Gomme vecchie, vita nuova

La ricostruzione dei pneumatici ha una lunga storia alle spalle, mentre il riciclo dei materiali che derivano da questa operazione è frutto di un’attenzione all’ambiente molto più recente. Dall’ottobre 2013 lo stabilimento di ricostruzione di pneumatici per veicoli industriali Continental di Hannover-Stöcken combina queste due pratiche amiche dell’ambiente. L’impianto occupa 83 tra impiegati e operai, che lavorano su quattro turni in 20 squadre ed è entrato a regime nel 2015, anno in cui ha prodotto 82.000 pneumatici ricostruiti a caldo con il processo brevettato ContiRe sulla base di carcasse dei marchi del gruppo Continental per i calettamenti 19,5 e 22,5”. La produzione è cresciuta costantemente sino a oltrepassare le 100mila unità nel 2019; dopo l’inevitabile battuta d’arresto del 2020, la previsione per quest’anno è di produrre 106 mila unità ContiRe che diventeranno 109mila l’anno prossimo. A fianco di queste l’azienda propone anche i ricostruiti a freddo ContiTread, che sono realizzati da partner esterni certificati.

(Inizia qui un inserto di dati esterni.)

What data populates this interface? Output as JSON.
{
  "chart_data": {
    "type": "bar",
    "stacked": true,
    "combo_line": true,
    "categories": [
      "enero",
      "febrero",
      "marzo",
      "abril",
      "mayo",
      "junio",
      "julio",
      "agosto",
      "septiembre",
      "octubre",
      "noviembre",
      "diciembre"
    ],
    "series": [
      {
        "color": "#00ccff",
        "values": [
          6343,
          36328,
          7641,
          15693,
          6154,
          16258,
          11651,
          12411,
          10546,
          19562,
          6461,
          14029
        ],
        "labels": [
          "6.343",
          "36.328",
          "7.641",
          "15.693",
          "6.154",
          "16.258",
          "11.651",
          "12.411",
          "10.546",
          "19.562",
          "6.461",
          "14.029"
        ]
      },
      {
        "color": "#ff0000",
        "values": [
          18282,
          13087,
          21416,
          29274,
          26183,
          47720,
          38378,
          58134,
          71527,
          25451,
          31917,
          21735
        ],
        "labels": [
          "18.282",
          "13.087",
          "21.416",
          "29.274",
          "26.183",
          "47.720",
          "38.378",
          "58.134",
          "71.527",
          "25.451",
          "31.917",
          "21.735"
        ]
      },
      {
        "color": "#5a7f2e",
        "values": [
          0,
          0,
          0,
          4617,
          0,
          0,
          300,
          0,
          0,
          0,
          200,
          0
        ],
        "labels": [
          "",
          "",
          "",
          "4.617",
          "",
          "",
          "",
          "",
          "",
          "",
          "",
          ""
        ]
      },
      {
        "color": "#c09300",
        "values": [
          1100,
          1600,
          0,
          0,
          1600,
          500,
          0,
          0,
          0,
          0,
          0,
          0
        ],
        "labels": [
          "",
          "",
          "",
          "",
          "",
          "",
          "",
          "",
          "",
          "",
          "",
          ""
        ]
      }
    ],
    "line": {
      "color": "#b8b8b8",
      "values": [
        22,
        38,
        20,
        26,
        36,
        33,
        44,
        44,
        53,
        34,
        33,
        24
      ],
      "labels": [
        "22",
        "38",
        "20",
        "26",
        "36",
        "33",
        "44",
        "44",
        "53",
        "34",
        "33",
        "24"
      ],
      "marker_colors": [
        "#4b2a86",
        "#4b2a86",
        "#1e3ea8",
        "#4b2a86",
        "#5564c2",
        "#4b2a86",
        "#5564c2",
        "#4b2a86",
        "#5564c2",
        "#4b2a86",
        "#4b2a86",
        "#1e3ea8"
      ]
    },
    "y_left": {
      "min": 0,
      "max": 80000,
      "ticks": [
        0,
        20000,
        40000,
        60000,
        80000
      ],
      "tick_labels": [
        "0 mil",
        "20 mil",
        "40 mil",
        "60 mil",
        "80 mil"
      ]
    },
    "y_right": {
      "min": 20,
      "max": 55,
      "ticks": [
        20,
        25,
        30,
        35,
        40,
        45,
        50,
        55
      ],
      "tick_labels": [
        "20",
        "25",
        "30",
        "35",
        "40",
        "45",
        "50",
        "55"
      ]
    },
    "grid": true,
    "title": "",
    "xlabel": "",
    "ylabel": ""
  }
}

Occhio non vede, macchina sì

Lo stabilimento è organizzato con un percorso a “U” all’interno di un fabbricato rettangolare. Il processo inizia con il ricevimento delle carcasse che arrivano su camion; queste hanno già subito una prima selezione, puramente visiva, che ha già scartato quelle in condizioni tali da pregiudicarne la ricostruzione. Il primo passo dopo lo stoccaggio è la shearografia, controllo non distruttivo che viene applicato in una camera sottovuoto. Qui il pneumatico viene analizzato con telecamere e luci laser che ne confrontano l’immagine ripresa in assenza di sollecitazioni con quelle realizzate durante la sua esposizione a stress termici e meccanici. Questo sistema mette in evidenza deformazioni nella struttura non visibili a occhio nudo, potenzialmente anche dell’ordine di micrometri. Le gomme che non passano l’esame vengono inviate al riciclo, quelle che lo superano subiscono un ulteriore controllo manuale dove si individuano eventuali interventi di riparazione e finiscono in un secondo magazzino, che serve da buffer alle linee che realizzano il pneumatico ricostruito. Siamo a metà del flusso produttivo, che qui inverte la direzione passando nella campata adiacente.

Un abito nuovo

Le carcasse, che a questo punto del processo sono ancora pneumatici completi di fianchi e battistrada, vengono inviate alla raspatura, operazione che è sostanzialmente una tornitura, con il tagliente che asporta la gomma del battistrada e dei fianchi riducendola in polvere. In questa zona, come in tutto lo stabilimento, il recupero del polverino dai pavimenti è costante, sia per ragioni di salute dei lavoratori sia per non disperdere materiale prezioso che viene poi riciclato. Secondo calcoli della stessa Continental, ogni tonnellata di granulato di gomma riutilizzato nella produzione di nuovi pneumatici e nuove fasce battistrada evita l’impiego di 0,6 t di gomma nuova e 0,4 t di nerofumo ma soprattutto contiene di 2 t le emissioni di anidride carbonica. La raspatura è eseguita con un processo automatico, che vede l’intervento umano soltanto per il carico e scarico della macchina. La carcassa raspata passa se necessario alla riparazione, eseguita con operazioni manuali; viene quindi applicata sulla cintura la mescola (in nastro) sul quale il processo in autoclave stamperà il nuovo battistrada. Conclusa questa operazione, riceve i fianchi; il nuovo pneumatico viene così inviato all’autoclave per il trattamento termico che con la vulcanizzazione completa l’adesione del battistrada e dei fianchi alla carcassa. In tempi recenti, un gas inerte ha sostituito l’acqua calda come elemento di trasmissione del calore nell’autoclave.

Come nuovo, in tutti i sensi

Uscito il pneumatico dall’autoclave, il processo è virtualmente completo; mancano soltanto la rifinitura e il controllo finale, che avvengono in un’area adiacente a quella che ospita le autoclavi. Siamo all’altro capo della “U”, alla stessa altezza dell’area di ricovero del materiale in arrivo, dove si trova anche l’ultimo magazzino, nel quale i mezzi per la movimentazione interna prelevano il prodotto finito e lo inviano allo stoccaggio o alla distribuzione. A seguire l’intero processo è un laboratorio di controllo qualità, che analizza costantemente i lotti di materiali impiegati, situato all’altezza delle macchine che applicano il substrato di mescola.